Director: Timur Bekmambetov
Starring: Jack Huston, Toby Kebbell, Rodrigo Santoro, Nazanin Boniadi, Pilou Asbaek, and Morgan Freeman
“Ben-Hur” is a film that even the most casual filmgoer remembers. However, there are actually quite a few versions of "Ben-Hur" out, starting as early as a silent film in 1907, but the one everyone remembers is the 1959 Charlton Heston starring, William Wyler directed version. Reimagining this sword-and-sandals extravaganza seems more than just a daunting task, it seems like a foolish one. But in the current state of film nothing is sacred and there is nothing wrong with that. Today we have visionary directors who create amazing works of art, we have performers who bring stunning life to multifaceted characters, and we have technology that makes what used to take days easily happen at the push of the button. This logic makes a new, updated version of “Ben-Hur” seem completely reasonable; and with film icon Morgan Freeman and imaginative director Timur Bekmambetov, who made 2008’s “Wanted”, involved it would seem like “Ben-Hur” is in good hands. It would seem.
Judah Ben-Hur (Jack Huston) is a Jewish prince living in a Roman-occupied Jerusalem. Judah is the much beloved son of his esteemed family, his adopted brother Messala (Toby Kebbell) however is looked down upon so he takes every opportunity to display his worth to the family. Messala leaves the family to become a soldier in the Roman army; Judah stays in Jerusalem and marries his beloved Esther (Nazanin Boniadi). Messala, becoming a hero, returns to Jerusalem to oversee Pontius Pilate’s (Pilou Asbaek) safe travels through the city. An incident occurs during the visit and Judah is accused of treason by Messala and banished into slavery. Judah waits years in slavery before returning to Jerusalem for revenge.
Mr. Bekmambetov knows his way around an action scene, dazzling and beautifully so throughout his catalog at times. The highlights of this film, and when it firmly stands on two feet, occur when the action takes over. The first-person perspective on board a sinking ship being rowed by whipped slaves is utter confusion and tension; it’s a grimy moment that introduces the journey towards revenge for Judah. The chariot race in the coliseum is frenzied mayhem, a dirt storm of trampled racers, stomping horses, and screaming onlookers. It’s the culminating moment for Judah, a moment that should be both exhilarating and emotional, a moment that should signify the changes that Judah has encountered throughout his journey. These moments serve mostly as effects-laden distractions but in minuscule flashes you can see what Mr. Bekmambetov was reaching for, simply and boldly a film about revenge and redemption.
While Mr. Bekmambetov can construct great action scenes he has always struggled with the human elements. These extravagant moments of spectacle are devoid of any kind of emotional drama that would display the anger, grief, and confusion that divided two brothers and placed them in an arena where death is seemingly inescapable. In many other instances you can feel the struggling script grasping for any kind of emotion, whether the lopsided romantic relationships, the heavy handed moments of misguided religious movements that lack any sort of resonance, or the divisions pushed along that connect conflicts of the powerful and the seemingly powerless. It all ends up being a disordered mix of incomplete ideas.

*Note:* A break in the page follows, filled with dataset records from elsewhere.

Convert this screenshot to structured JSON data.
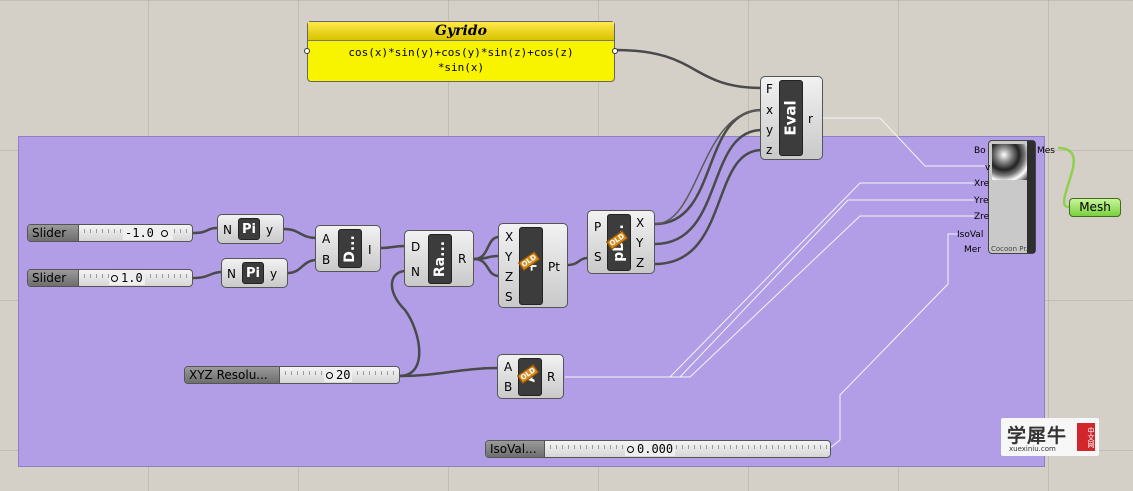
{
  "expression": {
    "title": "Gyrido",
    "line1": "cos(x)*sin(y)+cos(y)*sin(z)+cos(z)",
    "line2": "*sin(x)"
  },
  "eval": {
    "label": "Eval",
    "inputs": [
      "F",
      "x",
      "y",
      "z"
    ],
    "output": "r"
  },
  "sliders": {
    "slider1": {
      "label": "Slider",
      "value": "-1.0"
    },
    "slider2": {
      "label": "Slider",
      "value": "1.0"
    },
    "resolution": {
      "label": "XYZ  Resolu...",
      "value": "20"
    },
    "isoval": {
      "label": "IsoVal...",
      "value": "0.000"
    }
  },
  "pi1": {
    "label": "Pi",
    "in": "N",
    "out": "y"
  },
  "pi2": {
    "label": "Pi",
    "in": "N",
    "out": "y"
  },
  "domain": {
    "label": "D...",
    "inputs": [
      "A",
      "B"
    ],
    "output": "I"
  },
  "range": {
    "label": "Ra...",
    "inputs": [
      "D",
      "N"
    ],
    "output": "R"
  },
  "point": {
    "label": "Pt",
    "inputs": [
      "X",
      "Y",
      "Z",
      "S"
    ],
    "output": "Pt",
    "badge": "OLD"
  },
  "decompose": {
    "label": "pD...",
    "inputs": [
      "P",
      "S"
    ],
    "outputs": [
      "X",
      "Y",
      "Z"
    ],
    "badge": "OLD"
  },
  "add": {
    "label": "A",
    "inputs": [
      "A",
      "B"
    ],
    "output": "R",
    "badge": "OLD"
  },
  "mesh_component": {
    "inputs": [
      "Bo",
      "v",
      "Xre",
      "Yre",
      "Zre",
      "IsoVal",
      "Mer"
    ],
    "output": "Mes",
    "footer": "Cocoon Pr..."
  },
  "mesh_param": {
    "label": "Mesh"
  },
  "watermark": {
    "brand": "学犀牛",
    "site": "xuexiniu.com",
    "seal": "中文网"
  },
  "colors": {
    "group": "#b29ee6",
    "expression": "#f8f400",
    "mesh": "#7ad03e",
    "canvas": "#d4d0c8"
  }
}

“Ben-Hur” tries to be a film that offers the characteristics associated with revenge films while also providing qualities associated with redemptive moral tales. In small ways the film succeeds in displaying a journey punctuated by an awakening through faith. It also ends up being an uneven mess of themes punctuated by moments of emotionless action. Still, in the reboot film world, there is always hope that the next version of “Ben-Hur” will be better.